In einem dieser Häuser lebt heute Bernd Borgmann. „In das Projekt
Zukunftsstadt haben die Leute Hoffnung gesetzt“, sagt der Rechtsanwalt aus
Berlin. Direkt gegenüber Tucholskis Ballsaal betreibt er die Galerie
„Peenerei“, wo sich die Bürger in der ersten Projektphase zusammengesetzt
und Ideen entwickelt haben. Aus dem dafür gegründete Partizipationsbüro
wurden 30 Projekte eingereicht.
„Es sollte immer was für die Allgemeinheit abfallen. Wir wollten Menschen,
die sich hier realisieren können. Leider wurde das Engagement dann paternal
übernommen“, beklagt Peter Tucholski.
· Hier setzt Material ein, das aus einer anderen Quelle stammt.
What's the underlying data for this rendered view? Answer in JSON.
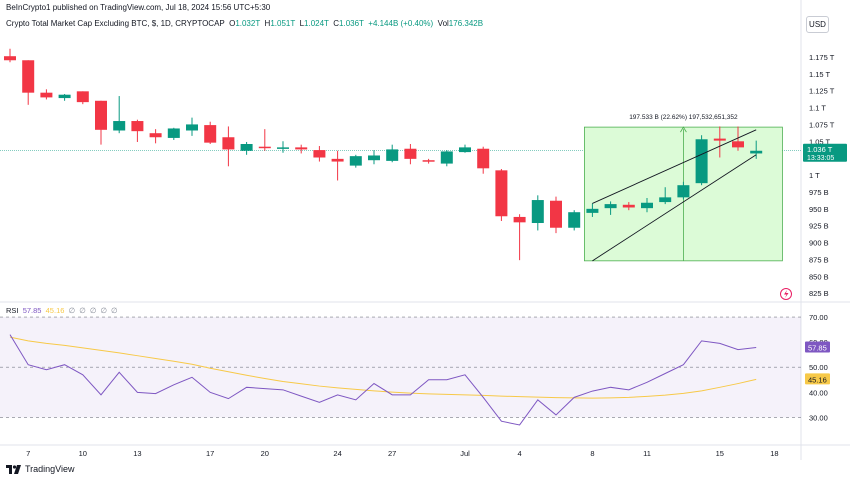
{
  "header": {
    "published": "BeInCrypto1 published on TradingView.com, Jul 18, 2024 15:56 UTC+5:30",
    "symbol": "Crypto Total Market Cap Excluding BTC, $, 1D, CRYPTOCAP",
    "o_label": "O",
    "o_val": "1.032T",
    "h_label": "H",
    "h_val": "1.051T",
    "l_label": "L",
    "l_val": "1.024T",
    "c_label": "C",
    "c_val": "1.036T",
    "change": "+4.144B (+0.40%)",
    "vol_label": "Vol",
    "vol_val": "176.342B",
    "currency_button": "USD"
  },
  "footer": {
    "brand": "TradingView"
  },
  "colors": {
    "up": "#089981",
    "down": "#f23645",
    "rsi": "#7e57c2",
    "rsi_ma": "#f7c948",
    "range_fill": "#dcfbd7",
    "range_stroke": "#4caf50"
  },
  "rsi_panel": {
    "label": "RSI",
    "value": "57.85",
    "ma_value": "45.16",
    "settings": "∅ ∅ ∅ ∅ ∅"
  },
  "chart_data": {
    "type": "candlestick",
    "y_axis": {
      "range": [
        0.815,
        1.2
      ],
      "ticks": [
        {
          "v": 1.175,
          "label": "1.175 T"
        },
        {
          "v": 1.15,
          "label": "1.15 T"
        },
        {
          "v": 1.125,
          "label": "1.125 T"
        },
        {
          "v": 1.1,
          "label": "1.1 T"
        },
        {
          "v": 1.075,
          "label": "1.075 T"
        },
        {
          "v": 1.05,
          "label": "1.05 T"
        },
        {
          "v": 1.0,
          "label": "1 T"
        },
        {
          "v": 0.975,
          "label": "975 B"
        },
        {
          "v": 0.95,
          "label": "950 B"
        },
        {
          "v": 0.925,
          "label": "925 B"
        },
        {
          "v": 0.9,
          "label": "900 B"
        },
        {
          "v": 0.875,
          "label": "875 B"
        },
        {
          "v": 0.85,
          "label": "850 B"
        },
        {
          "v": 0.825,
          "label": "825 B"
        }
      ]
    },
    "x_axis": {
      "labels": [
        {
          "i": 1,
          "label": "7"
        },
        {
          "i": 4,
          "label": "10"
        },
        {
          "i": 7,
          "label": "13"
        },
        {
          "i": 11,
          "label": "17"
        },
        {
          "i": 14,
          "label": "20"
        },
        {
          "i": 18,
          "label": "24"
        },
        {
          "i": 21,
          "label": "27"
        },
        {
          "i": 25,
          "label": "Jul"
        },
        {
          "i": 28,
          "label": "4"
        },
        {
          "i": 32,
          "label": "8"
        },
        {
          "i": 35,
          "label": "11"
        },
        {
          "i": 39,
          "label": "15"
        },
        {
          "i": 42,
          "label": "18"
        }
      ]
    },
    "candles": [
      {
        "o": 1.176,
        "h": 1.187,
        "l": 1.167,
        "c": 1.17
      },
      {
        "o": 1.17,
        "h": 1.17,
        "l": 1.104,
        "c": 1.122
      },
      {
        "o": 1.122,
        "h": 1.127,
        "l": 1.112,
        "c": 1.115
      },
      {
        "o": 1.114,
        "h": 1.12,
        "l": 1.11,
        "c": 1.119
      },
      {
        "o": 1.124,
        "h": 1.124,
        "l": 1.105,
        "c": 1.108
      },
      {
        "o": 1.11,
        "h": 1.11,
        "l": 1.045,
        "c": 1.067
      },
      {
        "o": 1.066,
        "h": 1.117,
        "l": 1.062,
        "c": 1.08
      },
      {
        "o": 1.08,
        "h": 1.082,
        "l": 1.049,
        "c": 1.065
      },
      {
        "o": 1.062,
        "h": 1.068,
        "l": 1.047,
        "c": 1.056
      },
      {
        "o": 1.055,
        "h": 1.07,
        "l": 1.052,
        "c": 1.069
      },
      {
        "o": 1.066,
        "h": 1.085,
        "l": 1.058,
        "c": 1.075
      },
      {
        "o": 1.074,
        "h": 1.079,
        "l": 1.046,
        "c": 1.048
      },
      {
        "o": 1.056,
        "h": 1.072,
        "l": 1.013,
        "c": 1.038
      },
      {
        "o": 1.036,
        "h": 1.049,
        "l": 1.03,
        "c": 1.046
      },
      {
        "o": 1.042,
        "h": 1.068,
        "l": 1.036,
        "c": 1.041
      },
      {
        "o": 1.041,
        "h": 1.05,
        "l": 1.033,
        "c": 1.041
      },
      {
        "o": 1.041,
        "h": 1.045,
        "l": 1.032,
        "c": 1.038
      },
      {
        "o": 1.037,
        "h": 1.043,
        "l": 1.02,
        "c": 1.026
      },
      {
        "o": 1.024,
        "h": 1.036,
        "l": 0.992,
        "c": 1.02
      },
      {
        "o": 1.014,
        "h": 1.03,
        "l": 1.011,
        "c": 1.028
      },
      {
        "o": 1.022,
        "h": 1.037,
        "l": 1.016,
        "c": 1.029
      },
      {
        "o": 1.021,
        "h": 1.045,
        "l": 1.019,
        "c": 1.038
      },
      {
        "o": 1.039,
        "h": 1.046,
        "l": 1.016,
        "c": 1.024
      },
      {
        "o": 1.022,
        "h": 1.024,
        "l": 1.017,
        "c": 1.021
      },
      {
        "o": 1.017,
        "h": 1.037,
        "l": 1.013,
        "c": 1.035
      },
      {
        "o": 1.034,
        "h": 1.045,
        "l": 1.033,
        "c": 1.041
      },
      {
        "o": 1.039,
        "h": 1.042,
        "l": 1.002,
        "c": 1.01
      },
      {
        "o": 1.007,
        "h": 1.009,
        "l": 0.932,
        "c": 0.939
      },
      {
        "o": 0.938,
        "h": 0.942,
        "l": 0.874,
        "c": 0.93
      },
      {
        "o": 0.929,
        "h": 0.97,
        "l": 0.918,
        "c": 0.963
      },
      {
        "o": 0.962,
        "h": 0.968,
        "l": 0.914,
        "c": 0.922
      },
      {
        "o": 0.922,
        "h": 0.948,
        "l": 0.918,
        "c": 0.945
      },
      {
        "o": 0.944,
        "h": 0.958,
        "l": 0.938,
        "c": 0.95
      },
      {
        "o": 0.951,
        "h": 0.961,
        "l": 0.941,
        "c": 0.957
      },
      {
        "o": 0.956,
        "h": 0.96,
        "l": 0.948,
        "c": 0.952
      },
      {
        "o": 0.951,
        "h": 0.966,
        "l": 0.945,
        "c": 0.959
      },
      {
        "o": 0.96,
        "h": 0.982,
        "l": 0.957,
        "c": 0.967
      },
      {
        "o": 0.967,
        "h": 0.99,
        "l": 0.964,
        "c": 0.985
      },
      {
        "o": 0.988,
        "h": 1.059,
        "l": 0.985,
        "c": 1.053
      },
      {
        "o": 1.054,
        "h": 1.072,
        "l": 1.026,
        "c": 1.051
      },
      {
        "o": 1.05,
        "h": 1.072,
        "l": 1.036,
        "c": 1.041
      },
      {
        "o": 1.032,
        "h": 1.051,
        "l": 1.024,
        "c": 1.036
      }
    ],
    "price_line": {
      "value": 1.036,
      "label": "1.036 T",
      "countdown": "13:33:05"
    },
    "measure_box": {
      "from_i": 32,
      "to_i": 42,
      "low": 0.873,
      "high": 1.071,
      "label": "197.533 B (22.62%) 197,532,651,352"
    },
    "channel": {
      "upper": [
        {
          "i": 32,
          "v": 0.958
        },
        {
          "i": 41,
          "v": 1.067
        }
      ],
      "lower": [
        {
          "i": 32,
          "v": 0.873
        },
        {
          "i": 41,
          "v": 1.03
        }
      ]
    },
    "rsi": {
      "y_range": [
        25,
        72
      ],
      "ticks": [
        {
          "v": 70,
          "label": "70.00"
        },
        {
          "v": 60,
          "label": "60.00"
        },
        {
          "v": 50,
          "label": "50.00"
        },
        {
          "v": 40,
          "label": "40.00"
        },
        {
          "v": 30,
          "label": "30.00"
        }
      ],
      "bands": [
        70,
        50,
        30
      ],
      "values": [
        63,
        51,
        49,
        51,
        47,
        39,
        48,
        40,
        39.5,
        43,
        46,
        40,
        37.5,
        42,
        41.5,
        41,
        38.5,
        36,
        39,
        37,
        43.5,
        39,
        39,
        45,
        45,
        47,
        38,
        28.5,
        27,
        37,
        31,
        38,
        40.5,
        42,
        41,
        44,
        47.5,
        51,
        60.5,
        59.5,
        57,
        57.85
      ],
      "ma_values": [
        62,
        60.5,
        59.5,
        58.7,
        57.7,
        56.7,
        55.7,
        54.6,
        53.5,
        52.4,
        51.2,
        49.6,
        48.2,
        46.8,
        45.5,
        44.3,
        43.4,
        42.5,
        41.8,
        41.2,
        40.6,
        40.1,
        39.7,
        39.4,
        39.2,
        39.0,
        38.8,
        38.5,
        38.3,
        38.1,
        37.9,
        37.8,
        37.7,
        37.8,
        38.0,
        38.4,
        38.9,
        39.6,
        40.6,
        42.0,
        43.5,
        45.16
      ]
    }
  }
}
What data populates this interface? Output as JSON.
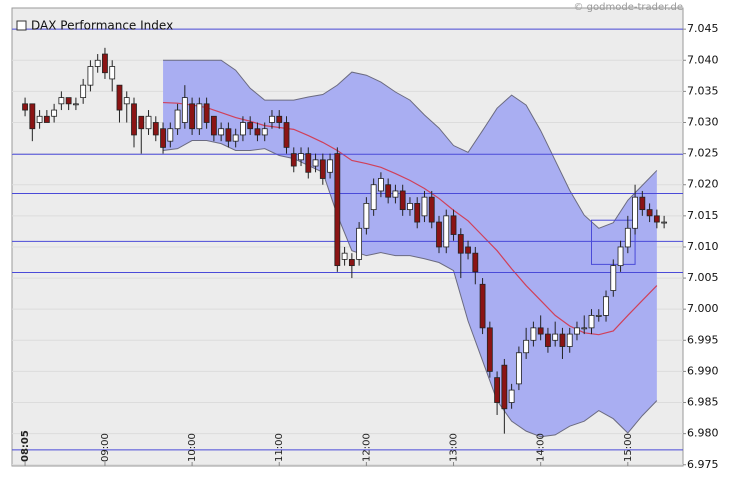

Er kritisiert damit, dass die
Gemeinde die Umsetzung der Projekte später an die Agentur Fint übergab: ein
gemeinnütziger Verein mit dem Ziel, „Kunst und Kultur, Bildung und den
Klimaschutz zu fördern“.
Das Gleichgewicht zwischen sogenannten Leuchtturmprojekten, kleinen
Projekten und der Lebenswelt der Menschen vor Ort sei dadurch gestört
worden. „Die Kommunikation ist weggebrochen. Die Bevölkerung fühlte sich
zunehmend fremdbestimmt, zog sich zurück. Häme breitete sich aus. Weil
nicht sichtbar war, was mit den Geldern passiert. Die Außensicht auf das
Projekt wurde immer kritischer“, sagt Borgmann. Eine zentrale Kritik: „Es
entstehen keine Arbeitsplätze.“
Nach Borgmanns Recherchen seien von den 635.000 Euro, die zur Verfügung
standen, allenfalls 180.000 bei den Projekten angekommen. „350.000 für die
Agentur Fint. 60.000 haben die für Kinowerbung in Berlin ausgegeben“, hat
Borgmann errechnet. Der Rest sei in der Verwaltung versickert.
„Kleine Gemeinden sind nicht in der Lage, mit großen Fördergeldern
umzugehen“, meint auch Netty Riesinger, die ein hübsches Haus mit
Ausstellungsraum ein paar Meter weiter unterhält. „… und sie vertrauen sich
selbst nicht“, fügt Borgmann hinzu. Die Verwaltung übernimmt nicht die
Verantwortung, aus Angst Fehler zu machen. Das sei „Vermeidung von
Demokratie“ durch die Verwaltung.
Bürgermeisterin Christine Witt (CDU) widerspricht: „Wir haben uns nicht der
Verantwortung entzogen“, die Umsetzung durch eine Agentur sei schon seit
dem Ursprungskonzept vorgesehen.
Veronika Busch von der Agentur Fint vermisst ebenfalls mangelnde
Kommunikation und Rückkopplung bei den unterschiedlichen Phasen des
Projekts, was durch Corona noch verstärkt worden sei. „Mittendrin hat sich
auch noch der Führungsstil in der Verwaltung verändert. Als später
hinzugezogener Dienstleister saßen wir plötzlich zwischen den Stühlen. Wir
haben trotz der Umstände versucht, die Projektziele zu erreichen.“
Zum Beispiel diese teure Kinowerbung für Loitz: Die von Fint in Auftrag
gegebenen Werbespots zeigen das coole, naturnahe Leben an der Peene. Ein
Biotop für stadtmüde Kreative. „Das hat auf jeden Fall viel Aufmerksamkeit
für Loitz gebracht“, sagte Veronika Busch.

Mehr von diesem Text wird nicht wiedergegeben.